インタビュー
キャプテンインダストリーズ 代表取締役社長 山下 宏 氏
- 投稿日時
- 2022/03/30 14:21
- 更新日時
- 2024/08/19 13:18
ありそうでなかった機械連動型の録画・判別ソフト
「世界の一流商品に賭ける機械の専門商社」と自負するキャプテンインダストリーズ。創業からもうすぐ48年を迎えるいま、エンジニアリング会社の顔を見せ始めた。蓄積したノウハウで先月開発したというソフトはどんなものなのか。
――工作機械受注をはじめとする生産財マーケットはおおむね好調です。この好調はいつまで続きそうでしょうか。
「ウクライナ侵攻もあるので何とも言えませんが、コロナが収束してきているのでこの水準は維持すると思います。ウクライナ問題が収まればおそらく年末までぐーっと延びるのではないでしょうか」
――貴社主力製品である機上計測システムやデータ管理システムは販売好調と聞きます。
「当社はもともと工作機械周辺機器をメインで販売しているので、今は受注ベースで前年に比べて倍増しています。コロナに伴う部品調達やキャパの問題もあるので、生産ベースだと20~30%アップくらいです。ただ、工作機械の需要は単価の高い高機能機にシフトしつつあるので、工作機械受注額の拡大ペースほど当社の売上高が上がるわけではありません」
――生産財業界の課題として長らく生産性の向上がテーマとしてありますが、コロナが加わって、なるべく人を介さずに自動で生産して、しかも品質のばらつきをなくそうという方向です。
「そうですね。ビデオでの立会いだけで4千万円の機械を購入されるお客様がいらっしゃいます。以前購入した商品を追加でというパターンもあるのでしょうけれど、そんな時代が来ているんですね。ですから今までのようにモノを販売しているだけだと、目減りします。3軸や2軸制御のアジアの安い機械では日本は太刀打ちできないと思います。日本のエンジニアがアジアに流れているので、技術はできています。だから日本の工作機械メーカーさんは5軸マシン+DXと、デジタル技術を採り入れた自動化を急速に進めている感じですね」
――貴社は2月末に機械連動型の録画・判別ソフト「ディヴィーノ」を発売しました。
「このシステムはありそうでないんですよ。自動化で重要なのは状況を見る目です。でもカメラを機械の中に付けても詳しく見ることはできませんでした。切削油がかかると見えなくなるから。実際にカメラで見たいものは、ドライブレコーダーと同じように、事故が起こったときの瞬間ですよね。普通に問題なく動作している画像は見なくていいんです。
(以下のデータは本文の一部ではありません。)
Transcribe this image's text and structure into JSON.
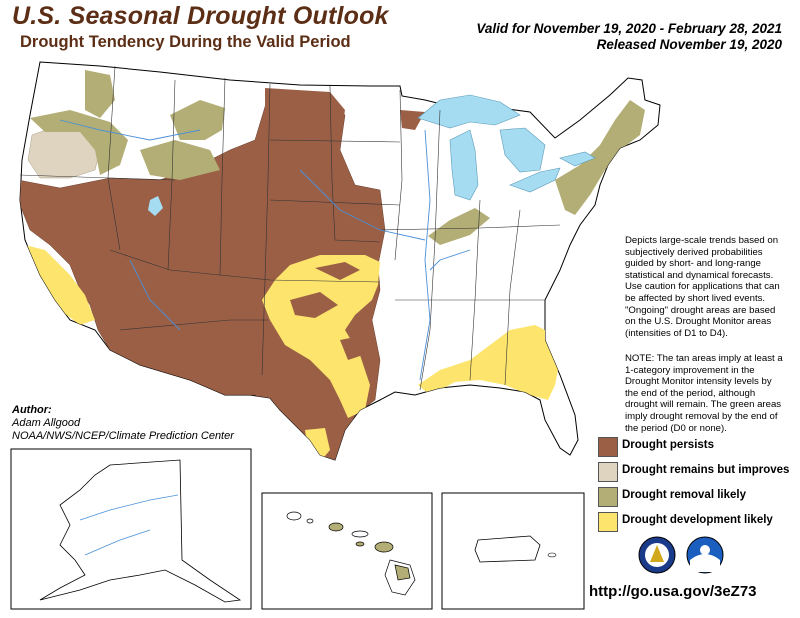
{
  "header": {
    "title": "U.S. Seasonal Drought Outlook",
    "subtitle": "Drought Tendency During the Valid Period",
    "valid": "Valid for November 19, 2020 - February 28, 2021",
    "released": "Released November 19, 2020"
  },
  "description": "Depicts large-scale trends based on subjectively derived probabilities guided by short- and long-range statistical and dynamical forecasts. Use caution for applications that can be affected by short lived events. \"Ongoing\" drought areas are based on the U.S. Drought Monitor areas (intensities of D1 to D4).",
  "note": "NOTE: The tan areas imply at least a 1-category improvement in the Drought Monitor intensity levels by the end of the period, although drought will remain. The green areas imply drought removal by the end of the period (D0 or none).",
  "author": {
    "label": "Author:",
    "name": "Adam Allgood",
    "org": "NOAA/NWS/NCEP/Climate Prediction Center"
  },
  "legend": [
    {
      "label": "Drought persists",
      "color": "#9b5f46"
    },
    {
      "label": "Drought remains but improves",
      "color": "#ded4c0"
    },
    {
      "label": "Drought removal likely",
      "color": "#b3ae76"
    },
    {
      "label": "Drought development likely",
      "color": "#fde46d"
    }
  ],
  "colors": {
    "persist": "#9b5f46",
    "improve": "#ded4c0",
    "removal": "#b3ae76",
    "develop": "#fde46d",
    "water": "#a6dcf2",
    "title": "#5c2e16"
  },
  "insets": [
    "Alaska",
    "Hawaii",
    "Puerto Rico"
  ],
  "logos": [
    "noaa-nws-logo",
    "noaa-logo"
  ],
  "url": "http://go.usa.gov/3eZ73"
}
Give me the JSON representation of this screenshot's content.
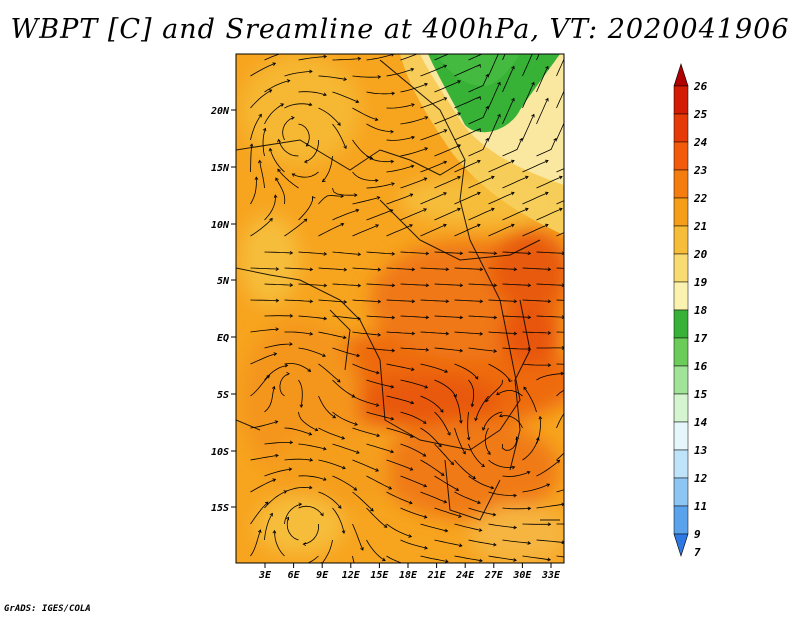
{
  "title": "WBPT [C] and Sreamline at 400hPa, VT: 2020041906",
  "footer": "GrADS: IGES/COLA",
  "map": {
    "lat_labels": [
      "20N",
      "15N",
      "10N",
      "5N",
      "EQ",
      "5S",
      "10S",
      "15S"
    ],
    "lon_labels": [
      "3E",
      "6E",
      "9E",
      "12E",
      "15E",
      "18E",
      "21E",
      "24E",
      "27E",
      "30E",
      "33E"
    ]
  },
  "colorbar": {
    "levels": [
      "26",
      "25",
      "24",
      "23",
      "22",
      "21",
      "20",
      "19",
      "18",
      "17",
      "16",
      "15",
      "14",
      "13",
      "12",
      "11",
      "9",
      "7"
    ],
    "colors": [
      "#b00000",
      "#d21c06",
      "#e63a08",
      "#f25a0c",
      "#f57d10",
      "#f59e1a",
      "#f6bd3a",
      "#f8dc72",
      "#fbf2b0",
      "#37b237",
      "#6ccc5a",
      "#a2e39a",
      "#d4f5d0",
      "#e6f7fb",
      "#bfe3f8",
      "#8ec6f3",
      "#5aa3ec",
      "#2d78e2"
    ]
  }
}
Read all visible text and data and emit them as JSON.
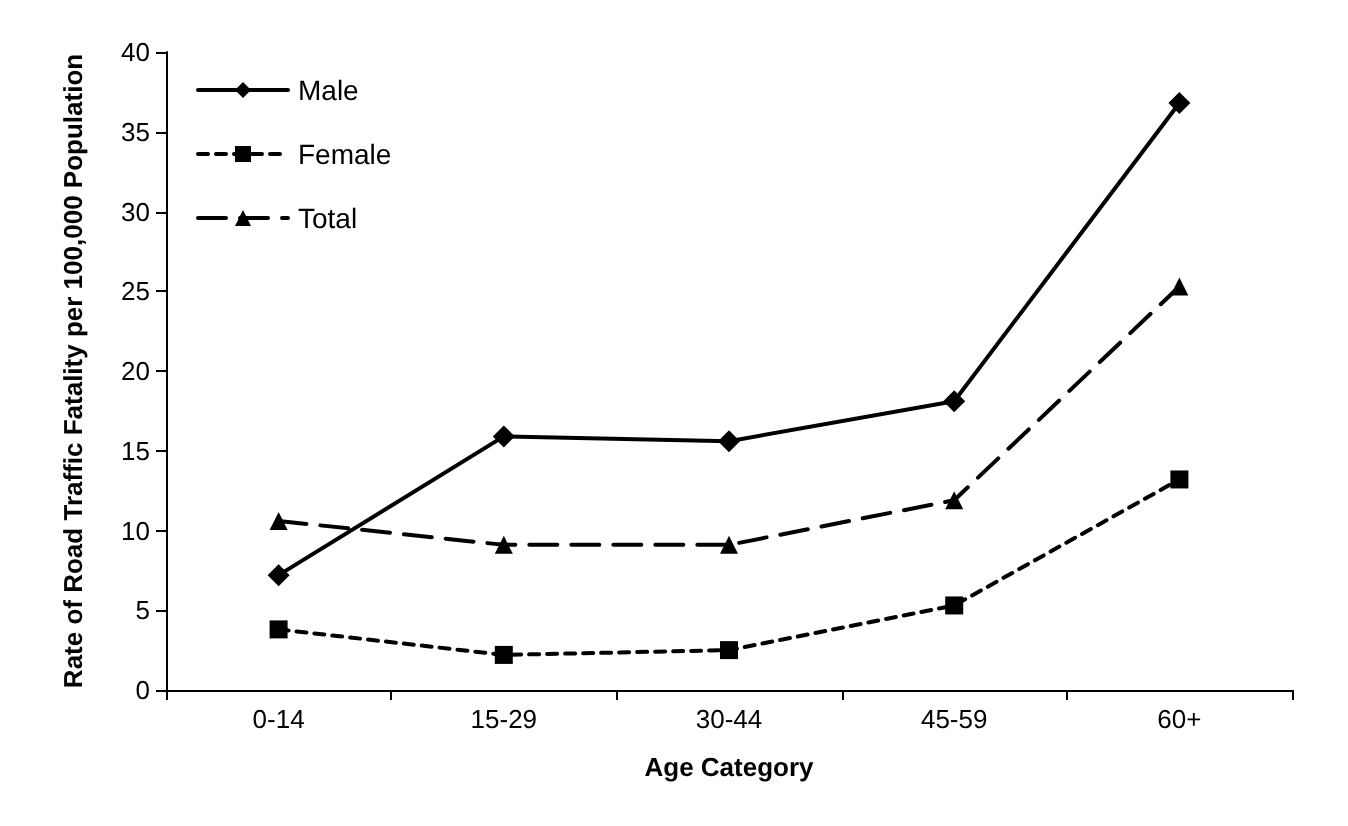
{
  "chart_data": {
    "type": "line",
    "xlabel": "Age Category",
    "ylabel": "Rate of Road Traffic Fatality per 100,000 Population",
    "categories": [
      "0-14",
      "15-29",
      "30-44",
      "45-59",
      "60+"
    ],
    "series": [
      {
        "name": "Male",
        "color": "#000000",
        "marker": "diamond",
        "line_style": "solid",
        "values": [
          7.2,
          15.9,
          15.6,
          18.1,
          36.8
        ]
      },
      {
        "name": "Female",
        "color": "#000000",
        "marker": "square",
        "line_style": "dotted",
        "values": [
          3.8,
          2.2,
          2.5,
          5.3,
          13.2
        ]
      },
      {
        "name": "Total",
        "color": "#000000",
        "marker": "triangle",
        "line_style": "dashed",
        "values": [
          10.6,
          9.1,
          9.1,
          11.9,
          25.3
        ]
      }
    ],
    "ylim": [
      0,
      40
    ],
    "yticks": [
      0,
      5,
      10,
      15,
      20,
      25,
      30,
      35,
      40
    ],
    "grid": false,
    "legend": "top left"
  }
}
何かあったときにその証拠が見たい。だから常時ずっと録画しておいて何かあったときの画像だけを残せばいいんです。そんなソフトと機内専用カメラを提案しています」
■クリアに見る独カメラ
――ドイツ製のロトクリアカメラを使うんですね。
「そうです、一昨年発売したドイツ製。システムには機能が2つあって、1つはドライブレコーダー。このカメラは本当に見るだけですが、非常にクリアに見える。主軸のすぐ近くに付けても、ザバザバ水がかかっても見える。レンズの前に付けたガラスのディスクが毎分4千回転するからです。船のフロントガラスに付けられたものと同じ原理です。今までのカメラは加工位置から遠く離して設置するので、全体しか見えませんでした。しかも曇ったりします。ロトクリアカメラを発売して1年半くらい経つと、これを使って自動化を進めたいというお客様の声が寄せられました。それに応えたのがディヴィーノです」
――ソフトは輸入品でなく自社で開発された。
「はい、当社オリジナルです。工作機械のプログラムと連動させました。加工が始まったら録画を開始、加工が終わったら録画を停止します。録画中に何かアラームが起こると、そのアラーム信号を受信して録画も止まり、動画が保存されます。それを加工のサイクルに合わせて10分だけとか20分だけに設定できるので、問題なく設定時間を過ぎれば上書きされます。ディヴィーノに残っている映像から何が起こったのかを確認できます。もう1つの機能はワークが正しいかどうかを判断し、ポカミスをなくします。加工前に加工すべきワークのマスター画像を先に撮影しておくことで。正しいワークでも位置がずれていることも判断します」
――営業活動にも力を入れていますか。
「新聞広告を打っているほか、営業担当者のトレーニングを行っているところです。実機にカメラを付けてソフトを動かすのは大変なので、パソコンについているカメラを使って、機械を動かしているのと同じように、そのシミュレーターで動画を撮るなどしています。場合によってはお客様のパソコンでそんなトライアルを1カ月くらいのライセンスで使ってもらおうと考えています。今年度100セットは売りたいですね」
「ディヴィーノ」で録画したリアルタイム画像(左)とマスタ画像(右)。人の目で見落としそうなマッチングエラーを指摘する。